Just as the revolution continues, something else has endured and evolved. No political faction or group has been immune to being accused of it, and it continues to be used to demonize opponents: the counter-revolution.
In the immediate aftermath of Mubarak’s resignation, the Supreme Council of the Armed Forces (SCAF) was heralded as an integral part of the revolution because they supported the people and their demands. Fast-forward only two months into the SCAF’s tenure in government and the narrative toward the army had changed in a spectacular fashion. Following revelations of virginity tests conducted by military doctors on female protestors, military trials for civilians, and shocking scenes of brutality and murder as army tanks mercilessly attacked Egypt’s Coptic protestors at Maspero, the SCAF came to be considered the first counter-revolutionary force following Mubarak’s removal. All this occurred within a mere eight months of army conscripts and soldiers celebrating with protestors in Tahrir Square.

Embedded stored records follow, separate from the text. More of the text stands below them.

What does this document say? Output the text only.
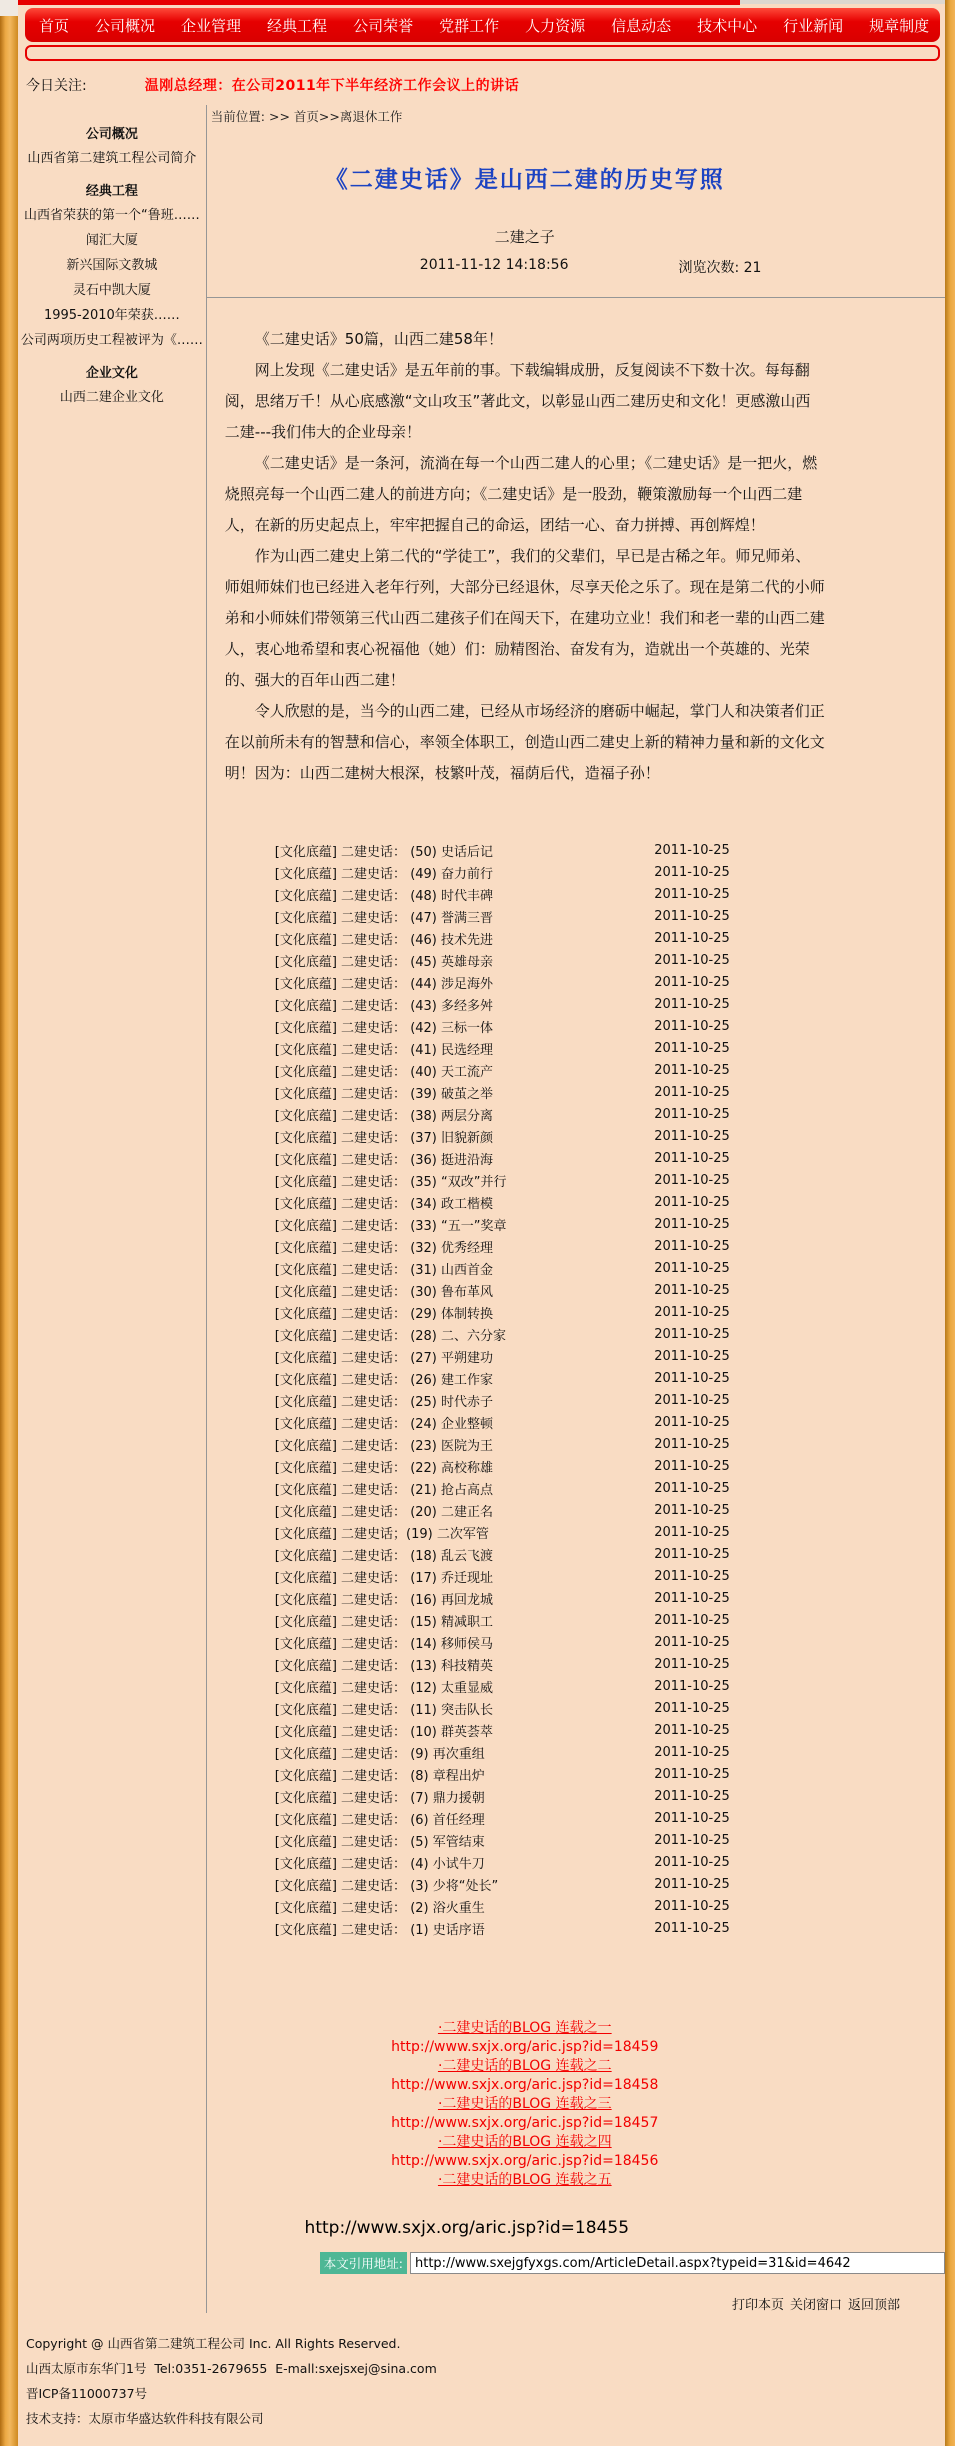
首页 公司概况 企业管理 经典工程 公司荣誉 党群工作 人力资源 信息动态 技术中心 行业新闻 规章制度
今日关注:	温刚总经理：在公司2011年下半年经济工作会议上的讲话
公司概况
山西省第二建筑工程公司简介
经典工程
山西省荣获的第一个“鲁班……
闻汇大厦
新兴国际文教城
灵石中凯大厦
1995-2010年荣获……
公司两项历史工程被评为《……
企业文化
山西二建企业文化
当前位置: >> 首页>>离退休工作
《二建史话》是山西二建的历史写照
二建之子
2011-11-12 14:18:56	浏览次数: 21

《二建史话》50篇，山西二建58年！

网上发现《二建史话》是五年前的事。下载编辑成册，反复阅读不下数十次。每每翻阅，思绪万千！从心底感激“文山攻玉”著此文，以彰显山西二建历史和文化！更感激山西二建---我们伟大的企业母亲！

《二建史话》是一条河，流淌在每一个山西二建人的心里；《二建史话》是一把火，燃烧照亮每一个山西二建人的前进方向；《二建史话》是一股劲，鞭策激励每一个山西二建人，在新的历史起点上，牢牢把握自己的命运，团结一心、奋力拼搏、再创辉煌！

作为山西二建史上第二代的“学徒工”，我们的父辈们，早已是古稀之年。师兄师弟、师姐师妹们也已经进入老年行列，大部分已经退休，尽享天伦之乐了。现在是第二代的小师弟和小师妹们带领第三代山西二建孩子们在闯天下，在建功立业！我们和老一辈的山西二建人，衷心地希望和衷心祝福他（她）们：励精图治、奋发有为，造就出一个英雄的、光荣的、强大的百年山西二建！

令人欣慰的是，当今的山西二建，已经从市场经济的磨砺中崛起，掌门人和决策者们正在以前所未有的智慧和信心，率领全体职工，创造山西二建史上新的精神力量和新的文化文明！因为：山西二建树大根深，枝繁叶茂，福荫后代，造福子孙！

[文化底蕴] 二建史话： (50) 史话后记	2011-10-25
[文化底蕴] 二建史话： (49) 奋力前行	2011-10-25
[文化底蕴] 二建史话： (48) 时代丰碑	2011-10-25
[文化底蕴] 二建史话： (47) 誉满三晋	2011-10-25
[文化底蕴] 二建史话： (46) 技术先进	2011-10-25
[文化底蕴] 二建史话： (45) 英雄母亲	2011-10-25
[文化底蕴] 二建史话： (44) 涉足海外	2011-10-25
[文化底蕴] 二建史话： (43) 多经多舛	2011-10-25
[文化底蕴] 二建史话： (42) 三标一体	2011-10-25
[文化底蕴] 二建史话： (41) 民选经理	2011-10-25
[文化底蕴] 二建史话： (40) 天工流产	2011-10-25
[文化底蕴] 二建史话： (39) 破茧之举	2011-10-25
[文化底蕴] 二建史话： (38) 两层分离	2011-10-25
[文化底蕴] 二建史话： (37) 旧貌新颜	2011-10-25
[文化底蕴] 二建史话： (36) 挺进沿海	2011-10-25
[文化底蕴] 二建史话： (35) “双改”并行	2011-10-25
[文化底蕴] 二建史话： (34) 政工楷模	2011-10-25
[文化底蕴] 二建史话： (33) “五一”奖章	2011-10-25
[文化底蕴] 二建史话： (32) 优秀经理	2011-10-25
[文化底蕴] 二建史话： (31) 山西首金	2011-10-25
[文化底蕴] 二建史话： (30) 鲁布革风	2011-10-25
[文化底蕴] 二建史话： (29) 体制转换	2011-10-25
[文化底蕴] 二建史话： (28) 二、六分家	2011-10-25
[文化底蕴] 二建史话： (27) 平朔建功	2011-10-25
[文化底蕴] 二建史话： (26) 建工作家	2011-10-25
[文化底蕴] 二建史话： (25) 时代赤子	2011-10-25
[文化底蕴] 二建史话： (24) 企业整顿	2011-10-25
[文化底蕴] 二建史话： (23) 医院为王	2011-10-25
[文化底蕴] 二建史话： (22) 高校称雄	2011-10-25
[文化底蕴] 二建史话： (21) 抢占高点	2011-10-25
[文化底蕴] 二建史话： (20) 二建正名	2011-10-25
[文化底蕴] 二建史话；(19) 二次军管	2011-10-25
[文化底蕴] 二建史话： (18) 乱云飞渡	2011-10-25
[文化底蕴] 二建史话： (17) 乔迁现址	2011-10-25
[文化底蕴] 二建史话： (16) 再回龙城	2011-10-25
[文化底蕴] 二建史话： (15) 精减职工	2011-10-25
[文化底蕴] 二建史话： (14) 移师侯马	2011-10-25
[文化底蕴] 二建史话： (13) 科技精英	2011-10-25
[文化底蕴] 二建史话： (12) 太重显威	2011-10-25
[文化底蕴] 二建史话： (11) 突击队长	2011-10-25
[文化底蕴] 二建史话： (10) 群英荟萃	2011-10-25
[文化底蕴] 二建史话： (9) 再次重组	2011-10-25
[文化底蕴] 二建史话： (8) 章程出炉	2011-10-25
[文化底蕴] 二建史话： (7) 鼎力援朝	2011-10-25
[文化底蕴] 二建史话： (6) 首任经理	2011-10-25
[文化底蕴] 二建史话： (5) 军管结束	2011-10-25
[文化底蕴] 二建史话： (4) 小试牛刀	2011-10-25
[文化底蕴] 二建史话： (3) 少将“处长”	2011-10-25
[文化底蕴] 二建史话： (2) 浴火重生	2011-10-25
[文化底蕴] 二建史话： (1) 史话序语	2011-10-25
·二建史话的BLOG 连载之一
http://www.sxjx.org/aric.jsp?id=18459
·二建史话的BLOG 连载之二
http://www.sxjx.org/aric.jsp?id=18458
·二建史话的BLOG 连载之三
http://www.sxjx.org/aric.jsp?id=18457
·二建史话的BLOG 连载之四
http://www.sxjx.org/aric.jsp?id=18456
·二建史话的BLOG 连载之五
http://www.sxjx.org/aric.jsp?id=18455
本文引用地址:
http://www.sxejgfyxgs.com/ArticleDetail.aspx?typeid=31&id=4642
打印本页 关闭窗口 返回顶部
Copyright @ 山西省第二建筑工程公司 Inc. All Rights Reserved.
山西太原市东华门1号  Tel:0351-2679655  E-mall:sxejsxej@sina.com
晋ICP备11000737号
技术支持：太原市华盛达软件科技有限公司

But they weren’t to hold onto the label for too long. In the run up to the June 2012 presidential elections, one man managed to encompass the counter-revolution all on his own: Ahmed Shafiq. Shafiq was a textbook version of a counter-revolutionary figure. As a former Mubarak lackey and a symbol of the rich elite who bottle-necked Egypt’s wealth for decades, he even managed to make the Muslim Brotherhood and their presidential candidate, Mohamed Mursi, appear as symbols of the continuation of the revolution. Pro-revolutionaries, liberals and Egypt’s youth, weary of the Muslim Brotherhood but holding genuine enmity toward Shafiq, voted for the latter, and the counter-revolution was seemingly dead with Shafiq defeated and boarding a flight to Abu Dhabi.

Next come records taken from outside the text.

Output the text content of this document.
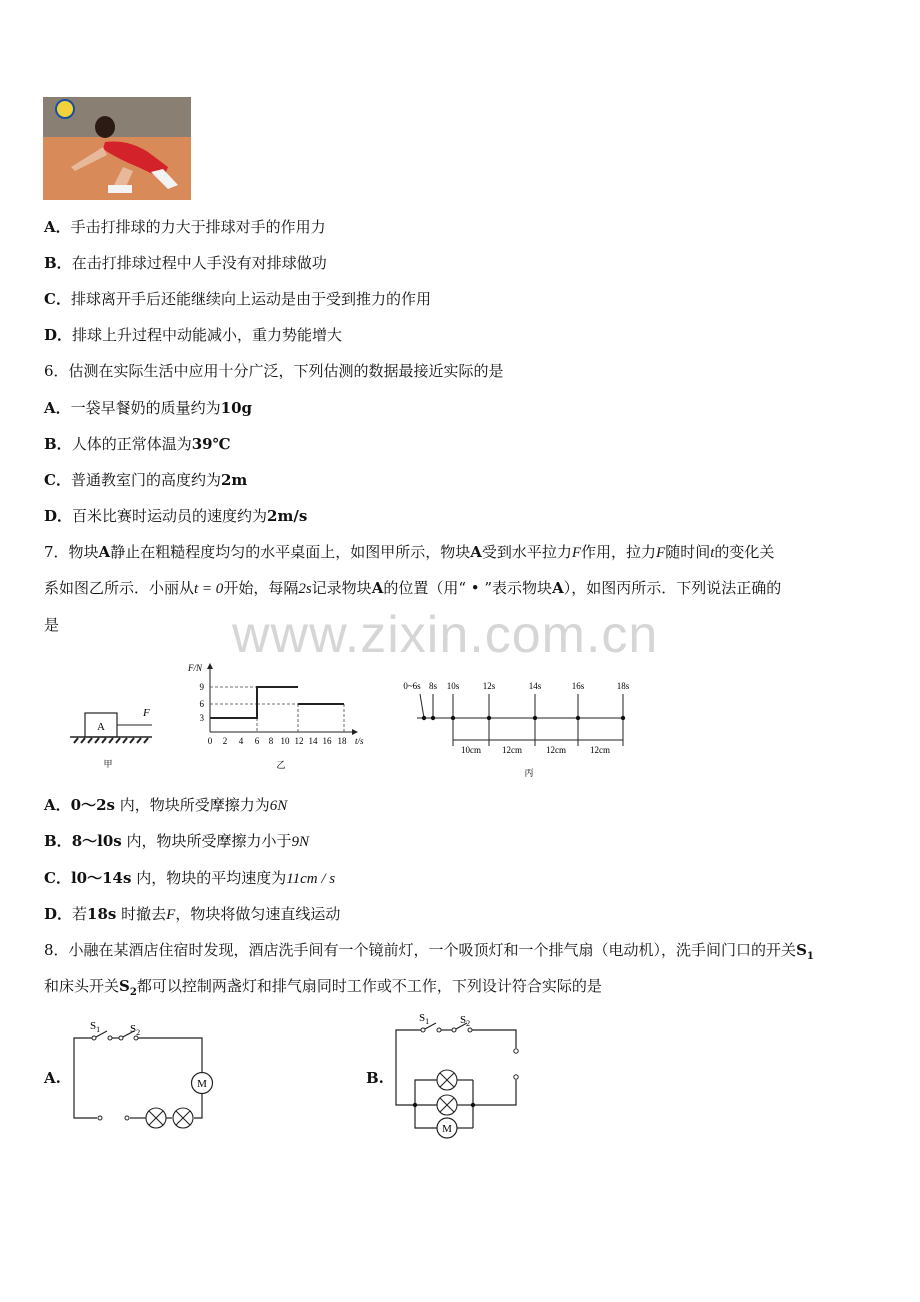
A．手击打排球的力大于排球对手的作用力
B．在击打排球过程中人手没有对排球做功
C．排球离开手后还能继续向上运动是由于受到推力的作用
D．排球上升过程中动能减小，重力势能增大
6．估测在实际生活中应用十分广泛，下列估测的数据最接近实际的是
A．一袋早餐奶的质量约为10g
B．人体的正常体温为39℃
C．普通教室门的高度约为2m
D．百米比赛时运动员的速度约为2m/s
7．物块A静止在粗糙程度均匀的水平桌面上，如图甲所示，物块A受到水平拉力F作用，拉力F随时间t的变化关
系如图乙所示．小丽从t = 0开始，每隔2s记录物块A的位置（用“ • ”表示物块A），如图丙所示．下列说法正确的
是	www.zixin.com.cn
A
F
甲
F/N
t/s
9
6
3
0 2 4 6 8 10 12 14 16 18
乙
0~6s 8s 10s	12s	14s	16s	18s
10cm 12cm	12cm	12cm
丙
A．0～2s 内，物块所受摩擦力为6N
B．8～l0s 内，物块所受摩擦力小于9N
C．l0～14s 内，物块的平均速度为11cm / s
D．若18s 时撤去F，物块将做匀速直线运动
8．小融在某酒店住宿时发现，酒店洗手间有一个镜前灯，一个吸顶灯和一个排气扇（电动机），洗手间门口的开关$S_1$
和床头开关$S_2$都可以控制两盏灯和排气扇同时工作或不工作，下列设计符合实际的是
A.
$S_1$	$S_2$
M	B.
$S_1$	$S_2$
M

Mursi made all the right statements in his first month in office. “A president for all Egyptians,” he called himself, and he duly took advantage of the photo opportunities in Tahrir Square. Yet, just like the SCAF, his honeymoon period as a revolutionary figure would be short-lived. Revolutionary factions who voted for him in June 2012 were condemning his presidency by the autumn, and the narrative on Mursi and the Brotherhood morphed from saint to sinner, and there was no turning back.
By June 30, 2013, Egypt’s streets were once again packed, welcoming in a new phase of the revolution. But that phase would take a fast and deadly twist as the original image of the counter-revolution, the army, found itself once again buoyed by the crowds—just as they were during the uprising against Mubarak.

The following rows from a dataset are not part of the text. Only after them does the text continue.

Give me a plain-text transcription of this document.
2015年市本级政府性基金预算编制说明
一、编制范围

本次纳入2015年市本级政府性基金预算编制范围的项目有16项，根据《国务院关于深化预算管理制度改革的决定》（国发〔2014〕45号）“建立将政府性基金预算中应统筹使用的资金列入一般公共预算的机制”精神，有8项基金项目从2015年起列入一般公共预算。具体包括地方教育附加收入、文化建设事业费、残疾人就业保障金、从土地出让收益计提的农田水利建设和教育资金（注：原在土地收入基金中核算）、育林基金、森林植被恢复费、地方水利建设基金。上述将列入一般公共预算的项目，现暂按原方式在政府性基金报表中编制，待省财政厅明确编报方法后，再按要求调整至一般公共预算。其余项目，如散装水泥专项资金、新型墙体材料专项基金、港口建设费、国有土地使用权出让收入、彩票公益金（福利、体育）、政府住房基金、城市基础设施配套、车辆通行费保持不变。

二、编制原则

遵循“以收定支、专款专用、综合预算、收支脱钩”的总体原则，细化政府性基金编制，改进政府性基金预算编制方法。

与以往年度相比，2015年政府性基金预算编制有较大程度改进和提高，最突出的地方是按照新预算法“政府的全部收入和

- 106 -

We all know what happened next. The democratically elected candidate, who was pitted against the counter-revolutionary Shafiq only one year ago, was arrested as the people cheered. The army, which only a year ago was demonized as being the counter-revolution, was praised and called the protector of the revolution. The Muslim Brotherhood, which enjoyed electoral success in the post-Mubarak era, has been made public enemy number one, and its followers find themselves no longer considered Egyptians, but rather “terrorists.”
Today, the army still carries the mantle as protectors of the revolution, which is largely down to their propaganda machine in the form of private and state television channels, through which it is able to offset its controversial actions by fuelling public fear of the Muslim Brotherhood. Egypt is back under emergency law and an evening curfew. Liberal politician Mohamed El-Baradei has resigned from the interim government and has left Egypt for Vienna. You could be forgiven for thinking it was 2011.
And in the midst of all the déjà vu, a man who was seemingly forgotten—the man who had once motivated millions of Egyptians to take to the streets in the first place through their abhorrence of him—was released from prison: Hosni Mubarak.
His release, pending trial on other charges, was largely greeted with indifference in Egypt as it made headline news around the world. It shows that even Mubarak, the embodiment of Egypt’s pre-revolutionary state, can enjoy an image change, and while it is almost a certainty he will never resurface in Egyptian politics again, it exemplifies the fluidity of Egypt’s counter-revolution.